# MSC Armonia hits pier in Roatan



## Alistair94 (Jan 16, 2006)

Seems like she had control issues as approaching very fast with anchors dropped. Ship still there 24 hours later, unlike the jetty!


----------



## Mad Landsman (Dec 1, 2005)

I wonder if she was with a Pilot. I don't remember seeing a Pilot boat when I visited but we anchored off and tendered. 

Roatan is not a place I would chose to spend any length of time.


----------



## Barrie Youde (May 29, 2006)

Holy manure!

Looks like an engine job.


----------



## Stephen J. Card (Nov 5, 2006)

Well, at least the gash is ABOVE the waterline!


----------



## Chris Phillips (Dec 18, 2006)

Oops!


----------



## Tmac1720 (Jun 24, 2005)

Bit of Isopon and a lick of paint will do the trick.... P&I insurance claim I trust.


----------



## Mad Landsman (Dec 1, 2005)

For anyone not familiar, to get an idea of the angles involved, this is how it should look.


----------



## Engine Serang (Oct 15, 2012)

Big boat kisses pontoon, Master embarrassed, nothing to see, move along please.


----------



## Engine Serang (Oct 15, 2012)

Add: Engineers blamed.


----------



## Dave McGouldrick (Jan 1, 2007)

There was a Master in H.A.L. known throughout the company as 'Captain Crunch'.
Nothing really serious, but lots of oops moments and a few dents.


----------



## Mad Landsman (Dec 1, 2005)

On that topic, my favourite quote was:
"He knows every rock, reef, buoy, pier and jetty around the Channel Islands - He should do, he's hit most of them".


----------



## Varley (Oct 1, 2006)

Tmac1720 said:


> Bit of Isopon and a lick of paint will do the trick.... P&I insurance claim I trust.

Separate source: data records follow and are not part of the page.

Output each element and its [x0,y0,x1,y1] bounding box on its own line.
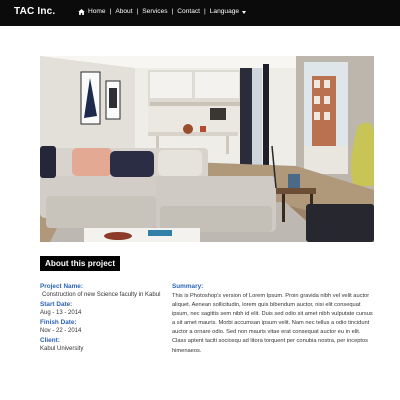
nav-separator: | [109,8,112,15]
nav-separator: | [204,8,206,15]
finish-date-value: Nov - 22 - 2014 [40,328,82,334]
nav-language-dropdown[interactable]: Language [209,8,247,15]
client-value: Kabul University [40,346,84,352]
project-name-block: Project Name: Construction of new Scienc… [40,283,166,299]
finish-date-block: Finish Date: Nov - 22 - 2014 [40,319,166,335]
nav-separator: | [136,8,139,15]
start-date-value: Aug - 13 - 2014 [40,310,82,316]
nav-home[interactable]: Home [78,8,106,15]
project-name-value: Construction of new Science faculty in K… [42,292,161,298]
client-label: Client: [40,337,60,344]
nav-separator: | [171,8,174,15]
section-heading-about-project: About this project [40,256,121,271]
living-room-photo [40,56,374,242]
start-date-label: Start Date: [40,301,73,308]
project-name-label: Project Name: [40,283,83,290]
project-hero-image [40,56,374,242]
nav-language-label: Language [209,8,240,15]
caret-down-icon [242,10,247,14]
summary-text: This is Photoshop's version of Lorem Ips… [172,293,373,354]
start-date-block: Start Date: Aug - 13 - 2014 [40,301,166,317]
project-summary: Summary: This is Photoshop's version of … [172,283,376,356]
nav-about[interactable]: About [115,8,132,15]
finish-date-label: Finish Date: [40,319,77,326]
project-details: Project Name: Construction of new Scienc… [40,283,166,355]
brand-logo[interactable]: TAC Inc. [14,6,55,17]
nav-home-label: Home [88,8,106,15]
top-navbar: TAC Inc. Home | About | Services | Conta… [0,0,400,26]
nav-services[interactable]: Services [142,8,167,15]
client-block: Client: Kabul University [40,337,166,353]
home-icon [78,8,85,15]
main-nav: Home | About | Services | Contact | Lang… [78,8,247,15]
summary-label: Summary: [172,283,204,290]
nav-contact[interactable]: Contact [177,8,200,15]
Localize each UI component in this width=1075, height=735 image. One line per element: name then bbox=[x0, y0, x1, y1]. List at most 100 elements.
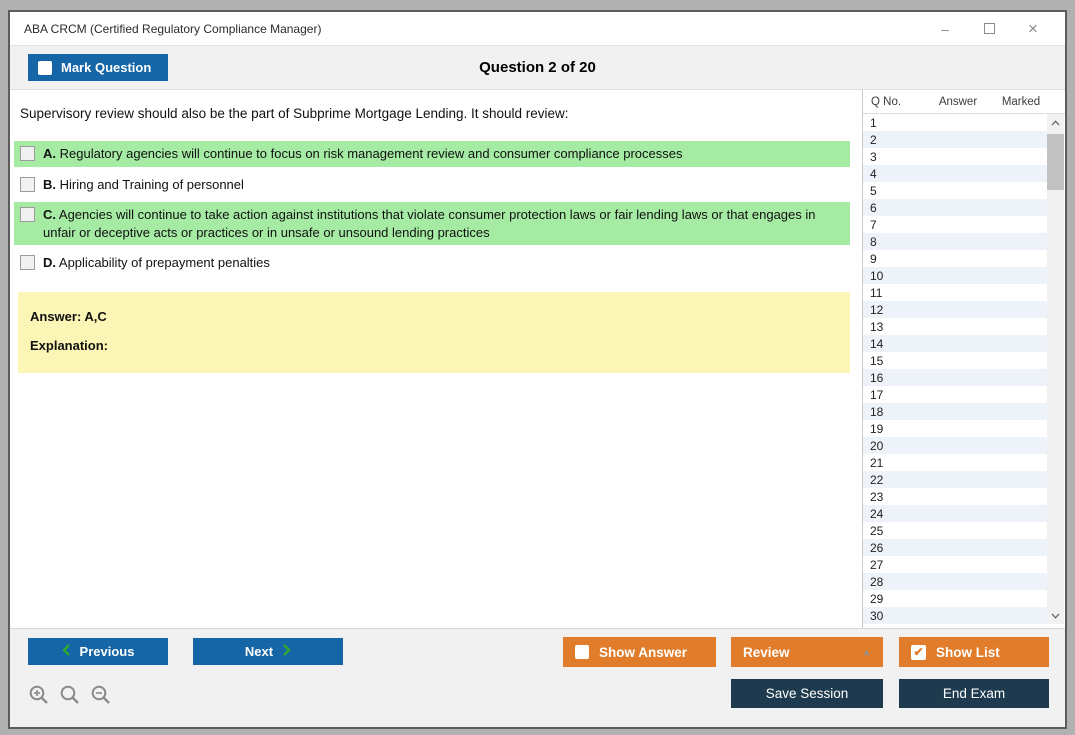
option-a-checkbox[interactable] bbox=[20, 146, 35, 161]
question-list-row[interactable]: 11 bbox=[863, 284, 1048, 301]
question-list-row[interactable]: 23 bbox=[863, 488, 1048, 505]
question-number: 18 bbox=[870, 404, 884, 419]
question-list-row[interactable]: 19 bbox=[863, 420, 1048, 437]
mark-question-button[interactable]: Mark Question bbox=[28, 54, 168, 81]
question-list-row[interactable]: 24 bbox=[863, 505, 1048, 522]
col-answer: Answer bbox=[938, 95, 978, 108]
show-list-checkbox[interactable]: ✔ bbox=[911, 644, 926, 660]
question-number: 11 bbox=[870, 285, 883, 300]
question-list-row[interactable]: 8 bbox=[863, 233, 1048, 250]
question-number: 5 bbox=[870, 183, 877, 198]
question-list-row[interactable]: 14 bbox=[863, 335, 1048, 352]
question-list-row[interactable]: 9 bbox=[863, 250, 1048, 267]
question-list-row[interactable]: 28 bbox=[863, 573, 1048, 590]
question-text: Supervisory review should also be the pa… bbox=[20, 106, 569, 121]
zoom-in-icon[interactable] bbox=[28, 684, 50, 711]
minimize-icon[interactable]: – bbox=[923, 15, 967, 43]
question-number: 3 bbox=[870, 149, 877, 164]
zoom-toolbar bbox=[28, 684, 112, 711]
question-list-row[interactable]: 10 bbox=[863, 267, 1048, 284]
question-number: 24 bbox=[870, 506, 884, 521]
question-list-row[interactable]: 6 bbox=[863, 199, 1048, 216]
option-b-text: B. Hiring and Training of personnel bbox=[43, 176, 244, 192]
show-answer-checkbox[interactable] bbox=[575, 645, 589, 659]
answer-line: Answer: A,C bbox=[30, 308, 107, 324]
option-c[interactable]: C. Agencies will continue to take action… bbox=[14, 202, 850, 246]
end-exam-label: End Exam bbox=[942, 686, 1006, 701]
question-list-row[interactable]: 17 bbox=[863, 386, 1048, 403]
question-counter: Question 2 of 20 bbox=[479, 59, 596, 76]
question-list-row[interactable]: 1 bbox=[863, 114, 1048, 131]
scrollbar-thumb[interactable] bbox=[1047, 134, 1064, 190]
option-a-text: A. Regulatory agencies will continue to … bbox=[43, 146, 683, 161]
question-number: 2 bbox=[870, 132, 877, 147]
question-list-row[interactable]: 29 bbox=[863, 590, 1048, 607]
show-answer-button[interactable]: Show Answer bbox=[563, 637, 716, 667]
question-list-row[interactable]: 3 bbox=[863, 148, 1048, 165]
question-list-panel: Q No. Answer Marked 1 2 3 4 5 6 7 8 9 10 11 12 13 14 1… bbox=[862, 90, 1065, 628]
question-number: 29 bbox=[870, 591, 884, 606]
maximize-icon[interactable] bbox=[967, 15, 1011, 43]
question-list-row[interactable]: 25 bbox=[863, 522, 1048, 539]
save-session-button[interactable]: Save Session bbox=[731, 679, 883, 708]
option-b[interactable]: B. Hiring and Training of personnel bbox=[14, 172, 850, 198]
scroll-down-icon[interactable] bbox=[1047, 607, 1064, 624]
question-list-row[interactable]: 27 bbox=[863, 556, 1048, 573]
question-list-row[interactable]: 16 bbox=[863, 369, 1048, 386]
question-list-row[interactable]: 26 bbox=[863, 539, 1048, 556]
zoom-out-icon[interactable] bbox=[90, 684, 112, 711]
app-window: ABA CRCM (Certified Regulatory Complianc… bbox=[8, 10, 1067, 729]
question-list-row[interactable]: 18 bbox=[863, 403, 1048, 420]
question-number: 25 bbox=[870, 523, 884, 538]
question-list-header: Q No. Answer Marked bbox=[863, 90, 1065, 114]
option-d[interactable]: D. Applicability of prepayment penalties bbox=[14, 250, 850, 276]
show-answer-label: Show Answer bbox=[599, 644, 688, 660]
explanation-line: Explanation: bbox=[30, 337, 109, 353]
question-list-row[interactable]: 5 bbox=[863, 182, 1048, 199]
question-number: 6 bbox=[870, 200, 877, 215]
question-number: 9 bbox=[870, 251, 877, 266]
zoom-reset-icon[interactable] bbox=[59, 684, 81, 711]
show-list-button[interactable]: ✔ Show List bbox=[899, 637, 1049, 667]
question-list-row[interactable]: 20 bbox=[863, 437, 1048, 454]
question-number: 17 bbox=[870, 387, 884, 402]
main-area: Supervisory review should also be the pa… bbox=[10, 90, 1065, 628]
question-number: 23 bbox=[870, 489, 884, 504]
previous-button[interactable]: Previous bbox=[28, 638, 168, 665]
question-list-row[interactable]: 13 bbox=[863, 318, 1048, 335]
question-number: 14 bbox=[870, 336, 884, 351]
option-c-checkbox[interactable] bbox=[20, 207, 35, 223]
question-list-row[interactable]: 15 bbox=[863, 352, 1048, 369]
question-list-row[interactable]: 30 bbox=[863, 607, 1048, 624]
question-list-row[interactable]: 2 bbox=[863, 131, 1048, 148]
review-dropdown[interactable]: Review ▲ bbox=[731, 637, 883, 667]
question-number: 16 bbox=[870, 370, 884, 385]
close-icon[interactable]: × bbox=[1011, 15, 1055, 43]
next-button[interactable]: Next bbox=[193, 638, 343, 665]
question-number: 1 bbox=[870, 115, 877, 130]
header-band: Mark Question Question 2 of 20 bbox=[10, 46, 1065, 90]
question-number: 13 bbox=[870, 319, 884, 334]
question-list-scrollbar[interactable] bbox=[1047, 114, 1064, 624]
question-number: 7 bbox=[870, 217, 877, 232]
option-d-checkbox[interactable] bbox=[20, 255, 35, 271]
option-a[interactable]: A. Regulatory agencies will continue to … bbox=[14, 141, 850, 167]
question-number: 20 bbox=[870, 438, 884, 453]
question-list-row[interactable]: 7 bbox=[863, 216, 1048, 233]
question-number: 4 bbox=[870, 166, 877, 181]
question-list-row[interactable]: 21 bbox=[863, 454, 1048, 471]
option-b-checkbox[interactable] bbox=[20, 176, 35, 192]
question-list-row[interactable]: 4 bbox=[863, 165, 1048, 182]
scroll-up-icon[interactable] bbox=[1047, 114, 1064, 131]
question-number: 27 bbox=[870, 557, 884, 572]
question-panel: Supervisory review should also be the pa… bbox=[10, 90, 862, 628]
mark-question-checkbox[interactable] bbox=[38, 60, 52, 75]
col-marked: Marked bbox=[1001, 95, 1041, 108]
question-number: 30 bbox=[870, 608, 884, 623]
question-list-row[interactable]: 12 bbox=[863, 301, 1048, 318]
question-list-row[interactable]: 22 bbox=[863, 471, 1048, 488]
end-exam-button[interactable]: End Exam bbox=[899, 679, 1049, 708]
question-number: 12 bbox=[870, 302, 884, 317]
window-controls: – × bbox=[923, 15, 1055, 43]
review-label: Review bbox=[743, 644, 790, 660]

I don't know Tmac. Unless it was the jetty temporarily not under command won't it be hull & machinery that pays for the filler (is that quite as bad a doublers?)


----------



## Engine Serang (Oct 15, 2012)

Pilots in some ports refer to MSC as More S*** Coming.
Yes it would be H&M Insurance. P&I would pay for the Foc'sle Officer's cardiac arrest and the Master and Pilot's under garments, depending on the deductible.
Delay would be caused by getting Flag, Class, P&I and H&M down to Roatan. No doubt some smart lawyer in Miami is working on a Class Action for all sorts of very serious issues regarding the passengers. Not a neck brace to be had in Honduras, or wherever the hell Roatan is. Keep cruising.


----------



## roscoes (Oct 16, 2006)

There but for the Grace Of God go you and I comes to mind.


----------



## Anjin1222 (Mar 5, 2017)

I love it - smash the pier and then keep the bowthrust running to wash away the evidence.....


----------



## Engine Serang (Oct 15, 2012)

As my old shipmate, Tmac, says:- "If at first you don't succeed, destroy all evidence that you tried".

Good advice to all first trippers.


----------



## Mad Landsman (Dec 1, 2005)

But give them their due - They did have both anchors down.
As per the adage: Never run aground with both anchors in the hawse pipes.

But, it has been suggested, with 20/20 hindsight, that they might have been better off with just the starboard anchor - They might have broadsided the jetty instead of ramming it..:sweat:


----------



## Anjin1222 (Mar 5, 2017)

Most definitely, even if they don't do you much good at getting off the mud or whatever - at least it shows willing.

Having been in a couple of similar situations there's always a dilemma as to whether it might be better to try to swing the ship on the anchor - if it all goes wrong you could do a lot more damage to the vulnerable bits instead of taking it on the chin, as it were.


----------